Terence Powderly
Terence Powderly, the son of Irish immigrants, was born in Carbondale, Pennsylvania on 22nd January, 1849. He worked as a machinist and joined the Knights of Labor in 1874.
Powderly advanced rapidly in the organization and in 1879 was appointed as grand master workman, the union's highest post. At that time the Knights had an estimated 10,000 members. As leader of the organisation he was instrumental in the establishment of labor bureaus and arbitration systems in a large number of states.
Powderly was also a member of the Greenback Labor Party. The party program included the coinage of silver on a par with gold, an adequate supply of money, the taxing of government bonds, a maximum eight-hour day, the introduction of graduated income tax and opposition to railroad land grants. Powderly was elected three times as mayor of Scranton, Pennsylvania, serving from 1878 to 1884.
The popularity of the Knights of Labor dramatically declined following the Haymarket Bombing in Chicago on 4th May, 1886. One of those executed had been a Knight and the membership plummated after false rumours circulated claiming that the organisation had been infiltrated by anarchists.
The journalist, Theodore Dreiser, saw Powderly address a meeting during this period: "Some are silk purses and others sows' ears and cannot be made the one into the other by any accident of either poverty or wealth. Just at this time, however, after listening to Mr. Powderly (a significant man in connection with that movement) and taking notes on his speech, I came to the conclusion that all laborers had a just right to much better pay and living conditions, and in consequence had a great cause and ought to stick together - only I was not one of them."
The author of Thirty Years of Labor (1889), Powderly was appointed U.S. Commissioner General of Information (1897-1902) and head of the Division of Information in the Bureau of Immigration (1907-21). Terence Powderly died on 24th June, 1924. His autobiography, The Path I Trod (1940) was published posthumously.
Primary Sources
(1) Theodore Dreiser, Newspaper Days (1922)
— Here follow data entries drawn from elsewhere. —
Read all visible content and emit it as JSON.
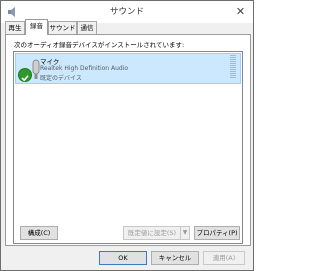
{
  "window": {
    "title": "サウンド"
  },
  "tabs": [
    {
      "label": "再生",
      "active": false
    },
    {
      "label": "録音",
      "active": true
    },
    {
      "label": "サウンド",
      "active": false
    },
    {
      "label": "通信",
      "active": false
    }
  ],
  "recording": {
    "instruction": "次のオーディオ録音デバイスがインストールされています:",
    "devices": [
      {
        "name": "マイク",
        "driver": "Realtek High Definition Audio",
        "status": "既定のデバイス",
        "selected": true,
        "default_icon": "check-icon"
      }
    ]
  },
  "buttons": {
    "configure": "構成(C)",
    "set_default": "既定値に設定(S)",
    "properties": "プロパティ(P)",
    "ok": "OK",
    "cancel": "キャンセル",
    "apply": "適用(A)"
  },
  "colors": {
    "selection": "#cce8ff",
    "default_check": "#2e9a2e"
  }
}
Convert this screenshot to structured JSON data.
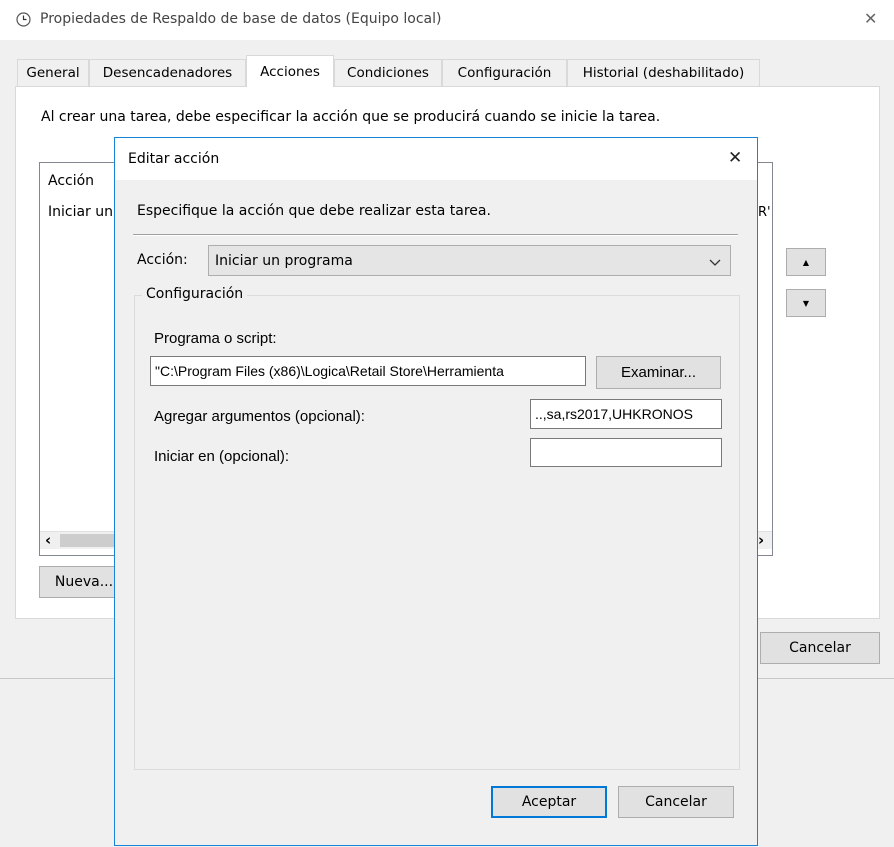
{
  "main_window": {
    "title": "Propiedades de Respaldo de base de datos (Equipo local)",
    "close_glyph": "✕",
    "tabs": [
      {
        "label": "General"
      },
      {
        "label": "Desencadenadores"
      },
      {
        "label": "Acciones"
      },
      {
        "label": "Condiciones"
      },
      {
        "label": "Configuración"
      },
      {
        "label": "Historial (deshabilitado)"
      }
    ],
    "active_tab": "Acciones",
    "description": "Al crear una tarea, debe especificar la acción que se producirá cuando se inicie la tarea.",
    "list": {
      "header_col": "Acción",
      "header_col_partial": "R'",
      "row_partial": "Iniciar un"
    },
    "scroll_left_glyph": "‹",
    "scroll_right_glyph": "›",
    "move_up_glyph": "▲",
    "move_down_glyph": "▼",
    "new_button": "Nueva...",
    "cancel_button": "Cancelar"
  },
  "dialog": {
    "title": "Editar acción",
    "close_glyph": "✕",
    "instruction": "Especifique la acción que debe realizar esta tarea.",
    "action_label": "Acción:",
    "action_value": "Iniciar un programa",
    "config_group": "Configuración",
    "program_label": "Programa o script:",
    "program_value": "\"C:\\Program Files (x86)\\Logica\\Retail Store\\Herramienta",
    "browse_button": "Examinar...",
    "args_label": "Agregar argumentos (opcional):",
    "args_value": "..,sa,rs2017,UHKRONOS",
    "start_label": "Iniciar en (opcional):",
    "start_value": "",
    "ok_button": "Aceptar",
    "cancel_button": "Cancelar"
  },
  "colors": {
    "dialog_border": "#1883d7",
    "default_button_border": "#0078d7",
    "window_bg": "#f0f0f0"
  }
}
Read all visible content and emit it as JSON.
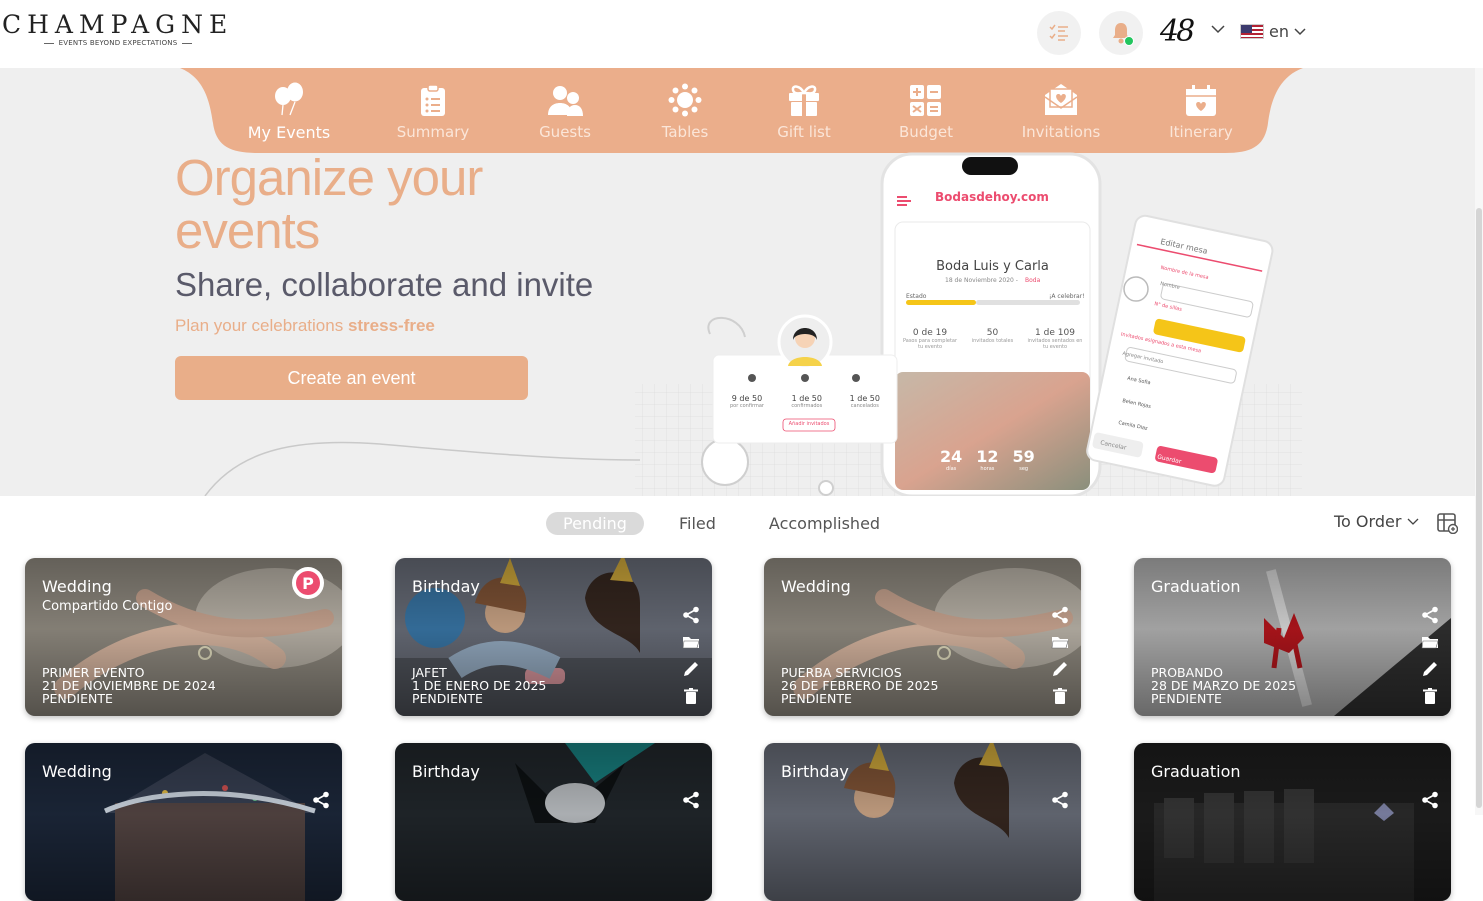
{
  "brand": {
    "name": "CHAMPAGNE",
    "tagline": "EVENTS BEYOND EXPECTATIONS"
  },
  "header": {
    "user_initials": "48",
    "language": "en"
  },
  "nav": {
    "items": [
      {
        "label": "My Events",
        "icon": "balloons-icon",
        "active": true
      },
      {
        "label": "Summary",
        "icon": "clipboard-icon"
      },
      {
        "label": "Guests",
        "icon": "guests-icon"
      },
      {
        "label": "Tables",
        "icon": "tables-icon"
      },
      {
        "label": "Gift list",
        "icon": "gift-icon"
      },
      {
        "label": "Budget",
        "icon": "calculator-icon"
      },
      {
        "label": "Invitations",
        "icon": "envelope-heart-icon"
      },
      {
        "label": "Itinerary",
        "icon": "calendar-heart-icon"
      }
    ]
  },
  "hero": {
    "title": "Organize your events",
    "subtitle": "Share, collaborate and invite",
    "tagline_prefix": "Plan your celebrations ",
    "tagline_bold": "stress-free",
    "cta": "Create an event"
  },
  "mockup": {
    "app_brand": "Bodasdehoy.com",
    "event_title": "Boda Luis y Carla",
    "event_date": "18 de Noviembre 2020 -",
    "event_type": "Boda",
    "status_label": "Estado",
    "status_msg": "¡A celebrar!",
    "stats": [
      {
        "value": "0 de 19",
        "label": "Pasos para completar tu evento"
      },
      {
        "value": "50",
        "label": "invitados totales"
      },
      {
        "value": "1 de 109",
        "label": "invitados sentados en tu evento"
      }
    ],
    "countdown": [
      {
        "value": "24",
        "unit": "días"
      },
      {
        "value": "12",
        "unit": "horas"
      },
      {
        "value": "59",
        "unit": "seg"
      }
    ],
    "guest_stats": [
      {
        "value": "9 de 50",
        "label": "por confirmar"
      },
      {
        "value": "1 de 50",
        "label": "confirmados"
      },
      {
        "value": "1 de 50",
        "label": "cancelados"
      }
    ],
    "add_guests": "Añadir invitados",
    "edit_table": {
      "title": "Editar mesa",
      "name_label": "Nombre de la mesa",
      "name_placeholder": "Nombre",
      "seats_label": "N° de sillas",
      "assigned_label": "Invitados asignados a esta mesa",
      "add_guest": "Agregar invitado",
      "guests": [
        "Ana Sofia",
        "Belen Rojas",
        "Camila Diaz"
      ],
      "cancel": "Cancelar",
      "save": "Guardar"
    }
  },
  "filters": {
    "tabs": [
      {
        "label": "Pending",
        "active": true
      },
      {
        "label": "Filed"
      },
      {
        "label": "Accomplished"
      }
    ],
    "order_label": "To Order"
  },
  "cards": [
    {
      "type": "Wedding",
      "shared": "Compartido Contigo",
      "name": "PRIMER EVENTO",
      "date": "21 DE NOVIEMBRE DE 2024",
      "status": "PENDIENTE",
      "image": "wedding-rings"
    },
    {
      "type": "Birthday",
      "shared": "",
      "name": "JAFET",
      "date": "1 DE ENERO DE 2025",
      "status": "PENDIENTE",
      "image": "birthday-party"
    },
    {
      "type": "Wedding",
      "shared": "",
      "name": "PUERBA SERVICIOS",
      "date": "26 DE FEBRERO DE 2025",
      "status": "PENDIENTE",
      "image": "wedding-rings"
    },
    {
      "type": "Graduation",
      "shared": "",
      "name": "PROBANDO",
      "date": "28 DE MARZO DE 2025",
      "status": "PENDIENTE",
      "image": "graduation-diploma"
    },
    {
      "type": "Wedding",
      "shared": "",
      "name": "",
      "date": "",
      "status": "",
      "image": "winter-house"
    },
    {
      "type": "Birthday",
      "shared": "",
      "name": "",
      "date": "",
      "status": "",
      "image": "dark-fantasy"
    },
    {
      "type": "Birthday",
      "shared": "",
      "name": "",
      "date": "",
      "status": "",
      "image": "birthday-party"
    },
    {
      "type": "Graduation",
      "shared": "",
      "name": "",
      "date": "",
      "status": "",
      "image": "graduation-text"
    }
  ],
  "colors": {
    "accent": "#e9ae89",
    "nav": "#ebae8b",
    "hero_bg": "#efefef",
    "pink": "#ec4c6f"
  }
}
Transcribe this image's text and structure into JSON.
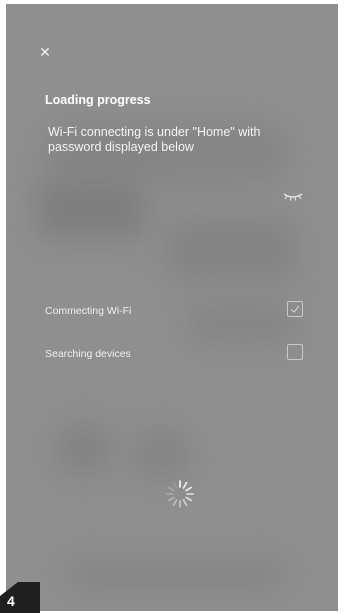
{
  "dialog": {
    "close_icon": "close-icon",
    "title": "Loading progress",
    "subtitle": "Wi-Fi connecting is under \"Home\" with password displayed below",
    "password_visibility_icon": "eye-closed-icon"
  },
  "steps": [
    {
      "label": "Commecting Wi-Fi",
      "checked": true
    },
    {
      "label": "Searching devices",
      "checked": false
    }
  ],
  "loading_icon": "spinner-icon",
  "page_marker": {
    "number": "4"
  },
  "colors": {
    "overlay": "#8f8f8f",
    "text": "#ffffff",
    "checkbox_border": "#c9c9c9"
  }
}
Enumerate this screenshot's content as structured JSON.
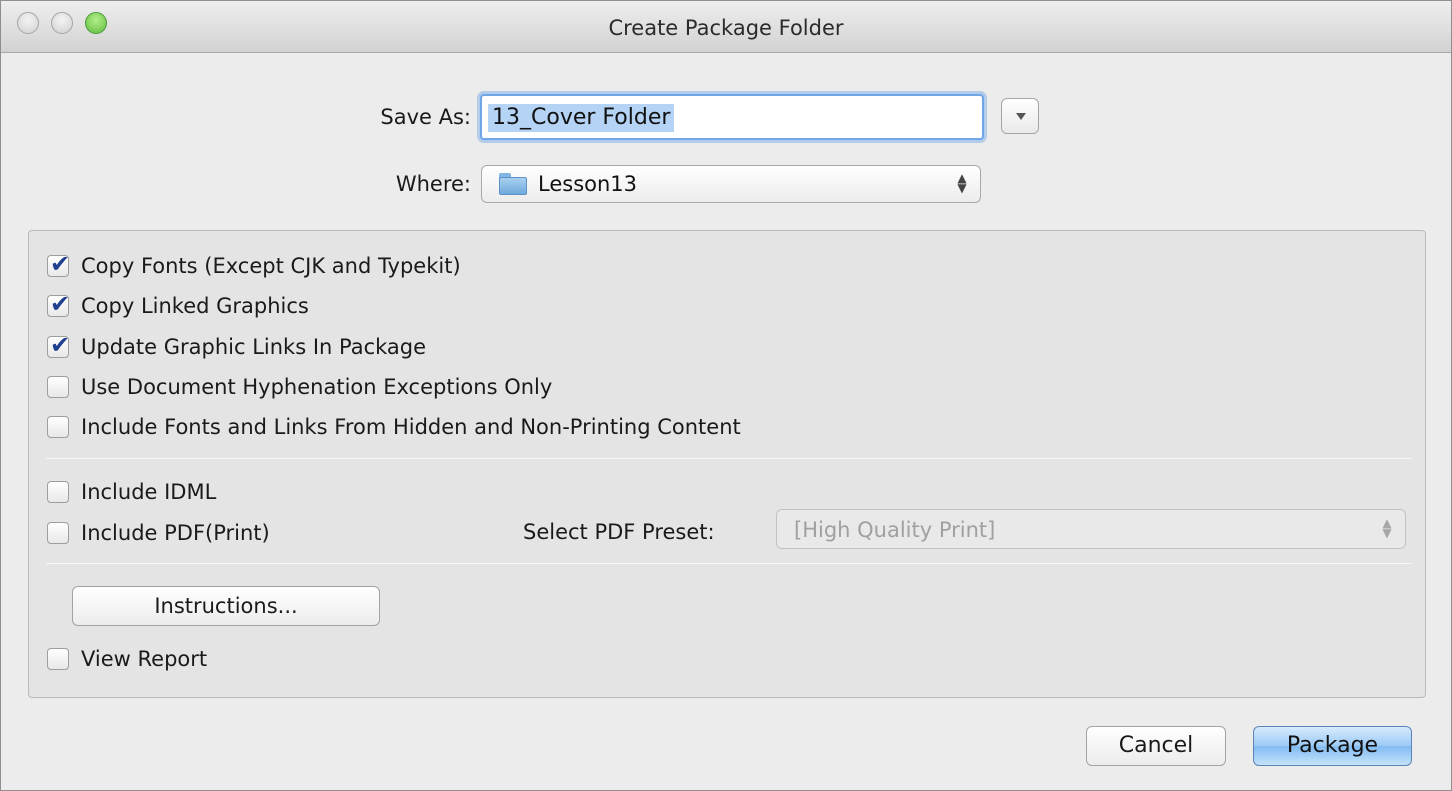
{
  "window": {
    "title": "Create Package Folder"
  },
  "save_as": {
    "label": "Save As:",
    "value": "13_Cover Folder"
  },
  "where": {
    "label": "Where:",
    "value": "Lesson13",
    "icon": "folder-icon"
  },
  "options": [
    {
      "label": "Copy Fonts (Except CJK and Typekit)",
      "checked": true
    },
    {
      "label": "Copy Linked Graphics",
      "checked": true
    },
    {
      "label": "Update Graphic Links In Package",
      "checked": true
    },
    {
      "label": "Use Document Hyphenation Exceptions Only",
      "checked": false
    },
    {
      "label": "Include Fonts and Links From Hidden and Non-Printing Content",
      "checked": false
    }
  ],
  "export_options": [
    {
      "label": "Include IDML",
      "checked": false
    },
    {
      "label": "Include PDF(Print)",
      "checked": false
    }
  ],
  "pdf_preset": {
    "label": "Select PDF Preset:",
    "value": "[High Quality Print]",
    "enabled": false
  },
  "instructions_label": "Instructions...",
  "view_report": {
    "label": "View Report",
    "checked": false
  },
  "buttons": {
    "cancel": "Cancel",
    "package": "Package"
  },
  "colors": {
    "focus_ring": "#6fa6e6",
    "selection": "#b5d3f5",
    "checkmark": "#1f3f8f",
    "default_button": "#9ccaf6"
  }
}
Again, I attended various churches to hear sermons, interviewed the Irish boss of the city - one Edward Butler, an amazing person with a head more or less like that of a great gnome or ogre, who immediately took a great fancy to me and wanted me to come and see him again (which I did once) and who, as I discovered later, held the political fortunes of the city in his right hand. I wrote up a fire or two, a labor meeting or two, and at one of these first saw Terence V. Powderly, the head of that astounding, albeit mushroom, organization known as the Knights of Labor.
It was in a dingy hall at 9th or 10th and Walnut, a dismal region and a dismal institution known as the Workingman's Club or some such thing as that, which had a single red light hanging out over its main entrance. This long, lank leader, afterwards so much discussed in the so-called "capitalistic press," was sitting on a wretched platform surrounded by local labor leaders and about to discuss the need of closer union between all classes of labor, as he subsequently did.
In regard to all matters which related to the rights of labor and capital at this time, I was ignorant as a mongoose. Although I was a laborer myself, in a fair sense of the word, yet I was more or less out of sympathy with these individuals, not as a class struggling for their "rights" (I did not know truly, what their rights or wrongs were) but rather as individuals. I thought, I suppose - I cannot remember what I did think, but it comes back to me in this way-that they were not quite as nice as I was, not as refined and superior in their aspirations and therefore not as worthy, perhaps, or at least not destined to succeed as well as myself. I understood, or let me say felt, then dimly what subsequently and after many rough disillusionments I came to accept as a fact: that some people are born dull, others shrewd, some wise and some undisturbedly ignorant, some tender and some savage, ad infinitum. Some are silk purses and others sows' ears and cannot be made the one into the other by any accident of either poverty or wealth. Just at this time, however, after listening to Mr. Powderly (a significant man in connection with that movement) and taking notes on his speech, I came to the conclusion that all laborers had a just right to much better pay and living conditions, and in consequence had a great cause and ought to stick together - only I was not one of them. Also I concluded that Mr. Powderly was a very shrewd man and something of a hypocrite - very simple seeming and yet not so.